Ketidakpastian adalah sebuah kepastian, seperti panca indera ketika memulai kemampuannya mengindera kemudian berakhir ketika panca indera tidak bisa menangkap alam objektif fisikalis, alam dimana setiap anak bangsa merasa ada dan berfikir untuk bangsanya.

Namun seringkali hadir dan ada untuk oligarki, hadir hanya untuk mendapatkan kesempatan mencuri, dan hadir sebagai penikmat kekuasaan.

Memastikan kontestasi tahun 2024 yang belum terjadi, ada sekitar 40 partai politik tengah bersiap, hendak memastikan dirinya tampil di ajang kontestasi, berniat menjadi pemenang.

Mereka merasa terpanggil oleh Ibu pertiwi untuk melakukan perubahan, membenahi negeri ini dan mengubah ketidakpastian menjadi kepastian yang berpihak kepada mereka walaupun mesti memainkan suara kedaerahan dan agama.

Sementara suara pekik kebangsaan terasa parau di tengah permainan para cukong politik.

Curang dalam pemilu adalah kepastian. Setelah pemilu, memilih antara kepentingan pribadi atau kelompok dengan kepentingan bangsa adalah ketidakpastian.

Kemiskinan, pendidikan, pengangguran dan persoalan masyarakat lainnya menjadi pementasan alam pantul berfikir yang subjektif dan bersifat psikologis.

Kehadiran demos dan kratos dalam ide demokrasi tidak bisa dilepaskan dari peran bangsawan saat itu. Begitu pula saat ini, ketika demokrasi menjadi keniscayaan, pilar demokrasi kelima ditopang oleh kaum berduit dengan berbagai sebutan.

Apa yang hendak dipastikan pada pemilu mendatang?
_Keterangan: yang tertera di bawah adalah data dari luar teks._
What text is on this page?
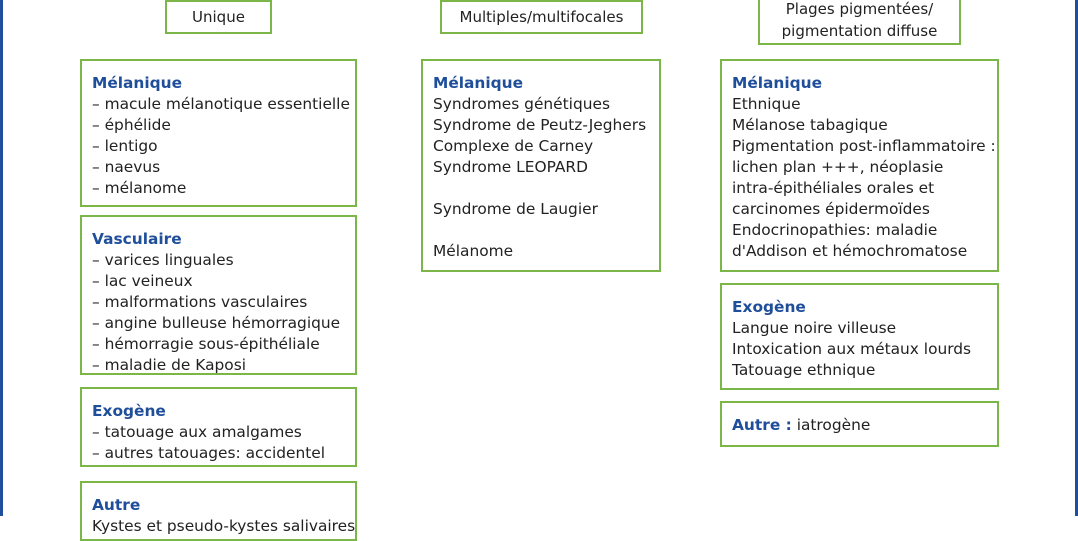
Unique	Multiples/multifocales	Plages pigmentées/
pigmentation diffuse
Mélanique
– macule mélanotique essentielle
– éphélide
– lentigo
– naevus
– mélanome
Vasculaire
– varices linguales
– lac veineux
– malformations vasculaires
– angine bulleuse hémorragique
– hémorragie sous-épithéliale
– maladie de Kaposi
Exogène
– tatouage aux amalgames
– autres tatouages: accidentel
Autre
Kystes et pseudo-kystes salivaires
Mélanique
Syndromes génétiques
Syndrome de Peutz-Jeghers
Complexe de Carney
Syndrome LEOPARD
Syndrome de Laugier
Mélanome
Mélanique
Ethnique
Mélanose tabagique
Pigmentation post-inflammatoire :
lichen plan +++, néoplasie
intra-épithéliales orales et
carcinomes épidermoïdes
Endocrinopathies: maladie
d'Addison et hémochromatose
Exogène
Langue noire villeuse
Intoxication aux métaux lourds
Tatouage ethnique
Autre : iatrogène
Tentu saja anggaran, teknis, mekanisme dan administratif pemilu, seperti pendaftaran calon peserta pemilu, pendaftaran calon pemilih, rekruitmen penyelenggara pemilu dengan berbagai persoalan di dalamnya.

Lalu bagaimana dengan tanggungjawab partai terhadap kaderisasi dan calon yang diusungnya pada sisi moralitas, intelektualitas dan integritas agar tidak menjadi mata rantai korupsi dan jual beli dengan cukong politik?

Bagaimana tanggungjawab terhadap pendidikan politik dan kesadaran masyarakat terhadap mentalitas berdemokrasi?

Bagaimana mempertanggungjawabkan pilihan rakyat yang pada akhirnya tidak berpihak kepada rakyat?

Rasanya pertanyaan tersebut berlebihan untuk ditanyakan karena semua bermain politik mencari untung.

Politik tidak boleh selamanya diartikan siasat untuk mempertahankan dan merebut kekuasaan. Politik mesti dipastikan sebagai salah satu instrument fitrah manusia untuk mengubah setiap kehidupan menjadi jauh lebih baik.

Sudah saatnya masyarakat mendidik dirinya sendiri, memastikan ketidakpastian demokrasi manipulatif, tidak menempatkan diri dalam industri pemilu, dimana setiap entitas pemilu nampak bersungguh-sungguh menghidupkan demokrasi sekaligus menghidupi dirinya sebagai kelas pekerja demokrasi, tak lebih. (**)

*) Penulis adalah pengamat kebijakan publik dan Dosen FISIP Untirta.